Will Salas (Justin Timberlake - Alpha Dog) is a 25 plus 3 year old who works all day just to have enough time on his lifeline to wring out a living day to day for rent and to add time to his mother Rachael's (Olivia Wilde - Cowboys & Aliens) lifeline. Long time friend Borel (Johnny Galecki - The Big Bang Theory) works with Will at the factory, trying to churning out assembly line time cartridge sleeves fast enough to meet their weekly quota. One day, a man named Henry Hamilton (Matt Bomer - White Collar) appears in the bar with over a century of time on his arm, bringing the notice of local ghetto thugs led by Fortis (Alex Pettyfer - I Am Number Four) who look to steal his time away. Will intervenes and Henry gifts his century of time to Will before timing himself out in a suicide. With all of the extra time, Will agonizes when he still cannot reach his mother in time to keep her from timing out herself. With the notable death of a rich citizen, Timekeeper Raymond Leon (Cillian Murphy - Inception) is called to investigate his death. Now accused of murder, Will runs. Using years of time, he crosses several 'time zones' to escape the ghetto and enter the world of the rich. Eventually, Leon catches up with Will, setting off a chain of events that involves car chases, hostage taking, time bank stealing, and social and political intrigue.

Timberlake puts his best foot forward, but falls short of his performance as Frankie in Alpha Dog. Seyfried as Sylvia looks gorgeous and almost unrecognizable as the young heiress to the Weis banking and stock empire, walking the fine line between disdain, boredom, and regret. Murphy, his chiseled face and sharp blue eyes convey more than any of his dialogue. Vincent Kartheiser (Mad Men) as the elder Weis controlling more than just a stock portfolio brings his Mad Men sensibility to the role with a wisp of wisdom thrown in. Pettyfer's ghetto thug and enforcer Fortis adds a new dimension of drama as Salas runs from the Timekeepers, Weis, and the endless countdown of seconds.

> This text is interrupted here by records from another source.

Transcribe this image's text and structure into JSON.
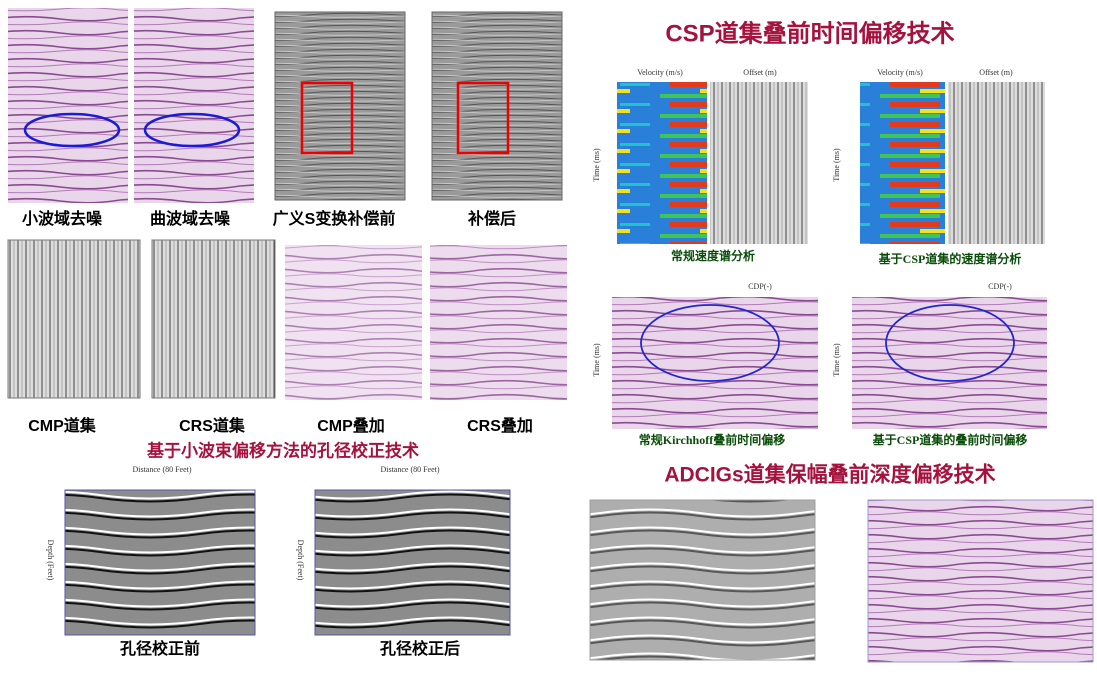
{
  "left": {
    "row1_captions": [
      "小波域去噪",
      "曲波域去噪",
      "广义S变换补偿前",
      "补偿后"
    ],
    "row2_captions": [
      "CMP道集",
      "CRS道集",
      "CMP叠加",
      "CRS叠加"
    ],
    "aperture_title": "基于小波束偏移方法的孔径校正技术",
    "aperture_axis": {
      "x_label": "Distance (80 Feet)",
      "y_label": "Depth (Feet)"
    },
    "aperture_captions": [
      "孔径校正前",
      "孔径校正后"
    ]
  },
  "right": {
    "csp_title": "CSP道集叠前时间偏移技术",
    "velocity_axis": {
      "velocity_label": "Velocity (m/s)",
      "offset_label": "Offset (m)",
      "time_label": "Time (ms)"
    },
    "velocity_captions": [
      "常规速度谱分析",
      "基于CSP道集的速度谱分析"
    ],
    "migration_axis": {
      "cdp_label": "CDP(-)",
      "time_label": "Time (ms)"
    },
    "migration_captions": [
      "常规Kirchhoff叠前时间偏移",
      "基于CSP道集的叠前时间偏移"
    ],
    "adcig_title": "ADCIGs道集保幅叠前深度偏移技术"
  }
}
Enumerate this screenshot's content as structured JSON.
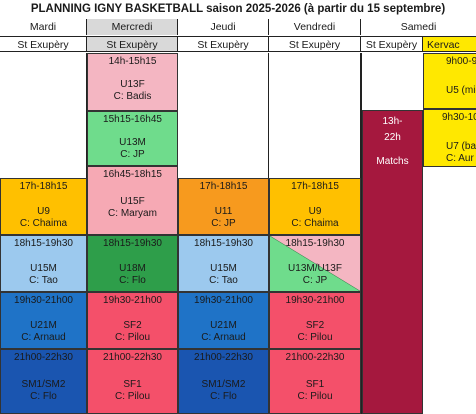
{
  "title": "PLANNING IGNY BASKETBALL saison 2025-2026 (à partir du 15 septembre)",
  "days": [
    {
      "name": "Mardi",
      "venue": "St Exupèry"
    },
    {
      "name": "Mercredi",
      "venue": "St Exupèry"
    },
    {
      "name": "Jeudi",
      "venue": "St Exupèry"
    },
    {
      "name": "Vendredi",
      "venue": "St Exupèry"
    },
    {
      "name": "Samedi",
      "venue": "St Exupèry"
    },
    {
      "name": "",
      "venue": "Kervac"
    }
  ],
  "colors": {
    "pink": "#f4b6c2",
    "green": "#6fdc8c",
    "pink2": "#f6a9b4",
    "yellow": "#ffc000",
    "orange": "#f79a1e",
    "lightblue": "#9cc9ee",
    "darkgreen": "#2e9e4a",
    "blue": "#1f73c7",
    "red": "#f4506a",
    "darkblue": "#1a55b0",
    "maroon": "#a5183e",
    "brightyellow": "#ffe800"
  },
  "sessions": {
    "mer1": {
      "time": "14h-15h15",
      "team": "U13F",
      "coach": "C: Badis"
    },
    "mer2": {
      "time": "15h15-16h45",
      "team": "U13M",
      "coach": "C: JP"
    },
    "mer3": {
      "time": "16h45-18h15",
      "team": "U15F",
      "coach": "C: Maryam"
    },
    "mar1": {
      "time": "17h-18h15",
      "team": "U9",
      "coach": "C: Chaima"
    },
    "jeu1": {
      "time": "17h-18h15",
      "team": "U11",
      "coach": "C: JP"
    },
    "ven1": {
      "time": "17h-18h15",
      "team": "U9",
      "coach": "C: Chaima"
    },
    "mar2": {
      "time": "18h15-19h30",
      "team": "U15M",
      "coach": "C: Tao"
    },
    "mer4": {
      "time": "18h15-19h30",
      "team": "U18M",
      "coach": "C: Flo"
    },
    "jeu2": {
      "time": "18h15-19h30",
      "team": "U15M",
      "coach": "C: Tao"
    },
    "ven2": {
      "time": "18h15-19h30",
      "team": "U13M/U13F",
      "coach": "C: JP"
    },
    "mar3": {
      "time": "19h30-21h00",
      "team": "U21M",
      "coach": "C: Arnaud"
    },
    "mer5": {
      "time": "19h30-21h00",
      "team": "SF2",
      "coach": "C: Pilou"
    },
    "jeu3": {
      "time": "19h30-21h00",
      "team": "U21M",
      "coach": "C: Arnaud"
    },
    "ven3": {
      "time": "19h30-21h00",
      "team": "SF2",
      "coach": "C: Pilou"
    },
    "mar4": {
      "time": "21h00-22h30",
      "team": "SM1/SM2",
      "coach": "C: Flo"
    },
    "mer6": {
      "time": "21h00-22h30",
      "team": "SF1",
      "coach": "C: Pilou"
    },
    "jeu4": {
      "time": "21h00-22h30",
      "team": "SM1/SM2",
      "coach": "C: Flo"
    },
    "ven4": {
      "time": "21h00-22h30",
      "team": "SF1",
      "coach": "C: Pilou"
    },
    "sam1": {
      "time": "13h-",
      "time2": "22h",
      "team": "Matchs"
    },
    "ker1": {
      "time": "9h00-9",
      "team": "U5 (mic"
    },
    "ker2": {
      "time": "9h30-10",
      "team": "U7 (ba",
      "coach": "C: Aur"
    }
  }
}
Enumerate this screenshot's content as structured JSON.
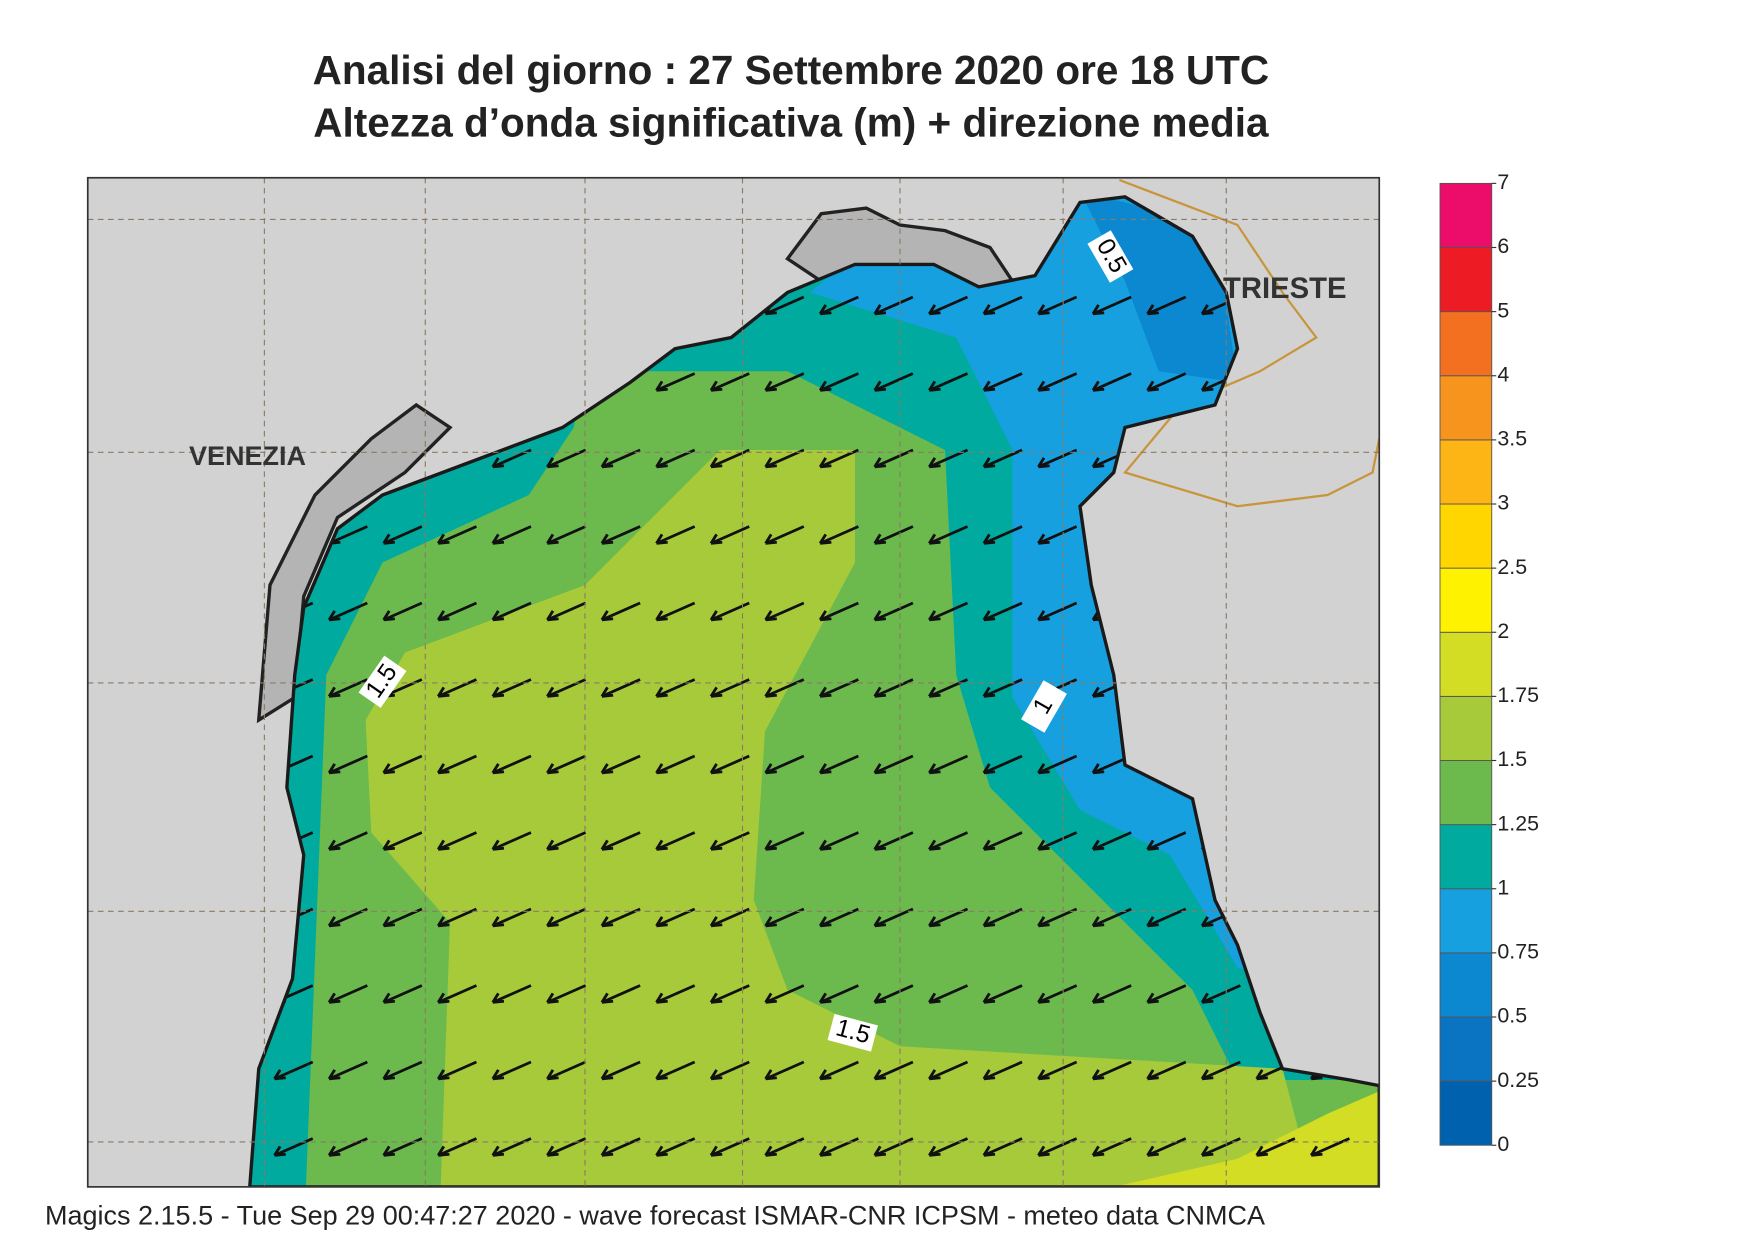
{
  "header": {
    "title": "Analisi del giorno :  27 Settembre 2020   ore 18 UTC",
    "subtitle": "Altezza d’onda significativa (m) + direzione media"
  },
  "map": {
    "places": [
      "VENEZIA",
      "TRIESTE"
    ],
    "contour_labels": [
      0.5,
      1,
      1.5,
      1.5
    ]
  },
  "colorbar": {
    "ticks": [
      0,
      0.25,
      0.5,
      0.75,
      1,
      1.25,
      1.5,
      1.75,
      2,
      2.5,
      3,
      3.5,
      4,
      5,
      6,
      7
    ],
    "colors": [
      "#0061ae",
      "#0a74c2",
      "#0b88d0",
      "#16a0e0",
      "#00aa9e",
      "#6cba4e",
      "#a7ca3b",
      "#d3dd23",
      "#fff200",
      "#ffd600",
      "#fdb515",
      "#f7941d",
      "#f37021",
      "#ed1c24",
      "#ec0c6a"
    ]
  },
  "footer": "Magics 2.15.5 - Tue Sep 29 00:47:27 2020 - wave forecast  ISMAR-CNR  ICPSM - meteo data   CNMCA"
}
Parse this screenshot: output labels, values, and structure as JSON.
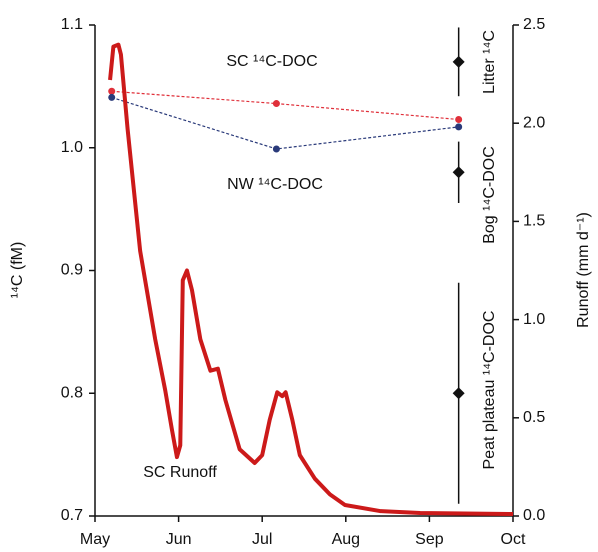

Reminiscent of William F. Nolan's novel Logan's Run, subsequent Michael York 1976 film and television series of the same name, people live in a dystopic ageist future society where their lives are forcibly cut short at 30 years of age. When a person's palm flower crystal turns black on their 'Lastday', they are required to submit themselves to extermination. If they try to run, a Sandman is tasked with their return to the Sleepshop or with their immediate execution. 35 years after the original film and 44 years after the book's release, Niccol tries his hand at a slick new approach similar to Logan's Run's dystopic ageist future society theme.

In Time makes Logan's Sandmen obsolete by making people drop dead when their timeline zero out. But the fact that time can be gifted, inherited, or stolen between people provides new dynamics to explore. Instead of an forced utopian society based on a limit of age, In Time is based on time. While the poor can barely scrap together enough hours to survive another day, the rich barter and save their years and decades. And when the ghetto class may verge on moving up in the world, the cost of goods and interest rates controlled by the rich rise to knock the poor back down.

A wonderful high concept sci-fi film in theory, a satisfying first act ends and is replaced by strange humming vehicles from the 60s, 70s, and 80s, overly sparse landscapes, and lots of running. Many elements are cool and well-thought out, but the overall story and tension falls flat. The worry of running out of time like sand running through an hourglass seem to come to a standstill when you can swap seconds and minutes as easily as gum.